Mais la conclusion que l’organisme animal est en état de former lui-même les principes immédiats nécessaires à sa nutrition, a surtout été mise hors de doute par l’étude de l’un de ces principes, le sucre. Qu’on ne s’y trompe pas. Il ne s’agit pas ici d’une substance sans intérêt parmi l’infinité de celles que l’on peut rencontrer dans les êtres vivants. Ce n’est pas le moindre prix des travaux de Cl. Bernard de nous avoir montré que tout au contraire le sucre est un des matériaux essentiels à la vie. Il n’y a guère plus de vie sans sucre que de vie sans air ; et le sucre mériterait de partager avec l’oxygène le nom de pabulum vitæ que depuis Hippocrate les physiologistes ont réservé à ce dernier élément. Ce n’est pas un produit accidentel ; c’est un produit nécessaire, constant, lié d’une manière très-étroite au développement organique dans l’embryon et à l’accomplissement de la nutrition chez l’animal et chez la plante. Ces relations, mises en évidence, outre qu’elles nous ont révélé une fonction nouvelle du foie chez les animaux, ont ouvert sur la physiologie de la nutrition, inconnue jusque-là, des vues si profondes et si neuves que la découverte de Cl.
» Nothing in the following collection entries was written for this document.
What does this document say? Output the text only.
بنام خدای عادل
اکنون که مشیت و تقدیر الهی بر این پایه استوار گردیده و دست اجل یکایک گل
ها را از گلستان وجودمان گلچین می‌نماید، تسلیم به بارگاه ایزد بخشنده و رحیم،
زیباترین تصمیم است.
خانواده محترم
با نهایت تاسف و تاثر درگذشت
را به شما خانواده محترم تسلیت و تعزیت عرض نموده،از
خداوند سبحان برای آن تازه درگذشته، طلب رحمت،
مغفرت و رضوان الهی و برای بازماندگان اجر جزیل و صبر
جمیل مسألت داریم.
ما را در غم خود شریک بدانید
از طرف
Bernard a pu être mise au rang des grandes découvertes qui marquent l’histoire de la science. L’exagération dans l’éloge, qui énerve la plupart des jugements contemporains, n’a point de part dans celui-ci. Mais ne nous laissons pas entraîner à signaler la fécondité des recherches sur la glycogenèse. Un seul point nous doit intéresser : le sucre, au lieu d’être un produit végétal passant par l’alimentation chez les herbivores et de là chez les carnivores, est fabriqué par l’animal lui-même. Il existe au même titre dans les deux règnes. L’un et l’autre forment et détruisent ces principes immédiats indispensables à la vie.

Voici donc l’une des barrières élevées entre la vie animale et la vie végétale, renversée et détruite. Les autres vont disparaître également. Allons-nous suivre pas à pas cette campagne victorieuse de Cl. Bernard contre la doctrine de l’antagonisme vital ? Nous craignons que le lecteur ne se fatigue dans le détail de ces luttes à propos de la digestion, de la respiration, de la sensibilité, et qu’il ne perde de vue le but de tant d’efforts, qui est d’établir l’existence d’une façon d’être universelle, identique et une, qui est la vie. Prenons seulement un exemple et disons donc un mot de la digestion.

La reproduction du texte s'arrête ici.